“I respect him very much… I consider him the most talented of all the modern composers.” Thus Rachmaninov, no less, in a 1912 encomium to Nikolai Medtner. Both pieces here have been recorded before, notably by Sviatoslav Richter (No 1) and David Oistrakh (No 3). But in hi-fi terms, these two Soviet-era accounts cannot begin to approach Hyperion’s sumptuously engineered issue, played with marvellous confidence and attention to each passing detail. Anyone with the slightest enthusiasm for post-Romantic musical melancholy, by a still-undervalued master, should own it.

Lazy critics have traditionally pigeon-holed Medtner as “the Russian Brahms”. This soubriquet Medtner himself, with justice, resented. Very little in either of these compositions sounds Brahmsian, save inasmuch as Medtner largely shunned programmatic connotations. Fauré – rightly mentioned in the booklet note – is much likelier than Brahms to enter the hearer’s mind during the three-movement First Sonata, which never bespeaks youth, though Medtner finished it when still only in his 30s. Now and again, the rich textures and hints of woodland fantasy suggest Elgar also. The sole trace of Rachmaninov comes with the extraordinary bell-like opening to the finale.

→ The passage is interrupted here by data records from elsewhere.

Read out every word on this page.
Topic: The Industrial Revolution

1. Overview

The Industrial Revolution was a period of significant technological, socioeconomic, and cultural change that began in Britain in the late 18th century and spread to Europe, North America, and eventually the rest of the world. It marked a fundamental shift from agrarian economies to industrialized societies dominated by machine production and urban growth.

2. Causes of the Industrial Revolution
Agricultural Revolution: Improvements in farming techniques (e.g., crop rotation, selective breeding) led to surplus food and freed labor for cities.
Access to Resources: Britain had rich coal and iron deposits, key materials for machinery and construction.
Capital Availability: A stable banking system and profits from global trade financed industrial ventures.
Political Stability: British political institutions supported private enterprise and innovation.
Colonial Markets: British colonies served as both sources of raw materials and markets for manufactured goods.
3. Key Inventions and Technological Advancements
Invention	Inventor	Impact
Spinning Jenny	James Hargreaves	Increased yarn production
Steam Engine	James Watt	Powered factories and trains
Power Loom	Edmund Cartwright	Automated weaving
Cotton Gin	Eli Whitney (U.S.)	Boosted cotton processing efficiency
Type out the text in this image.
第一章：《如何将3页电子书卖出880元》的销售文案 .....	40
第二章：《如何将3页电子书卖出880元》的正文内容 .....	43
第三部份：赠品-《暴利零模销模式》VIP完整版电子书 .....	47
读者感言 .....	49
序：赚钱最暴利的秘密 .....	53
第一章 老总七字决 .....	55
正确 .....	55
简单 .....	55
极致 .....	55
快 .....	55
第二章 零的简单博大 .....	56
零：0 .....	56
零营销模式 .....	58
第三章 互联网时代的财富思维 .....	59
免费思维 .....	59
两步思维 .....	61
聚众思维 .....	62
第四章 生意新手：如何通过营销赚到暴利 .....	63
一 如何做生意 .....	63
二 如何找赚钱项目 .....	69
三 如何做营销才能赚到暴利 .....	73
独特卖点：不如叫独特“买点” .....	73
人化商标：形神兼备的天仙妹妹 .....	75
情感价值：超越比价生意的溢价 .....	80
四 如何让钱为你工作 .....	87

No wonder Medtner gave his 1936-38 Third Sonata the name Sonata Epica. At 47 minutes, it must be among the longest violin and piano works ever written. The booklet note correctly cites the music’s resemblances to Bax. As often occurs with Bax, the writing moves effortlessly between a folk-like atmosphere and a kind of terpsichorean grotesquerie. A quick, final accolade: Hyperion’s cover designers have surpassed themselves with a splendidly Slavic illustration, Invisible Cities, by Lisel Jane Ashlock. Of this CD’s worthiness to rank with 2013’s best there can be no doubt.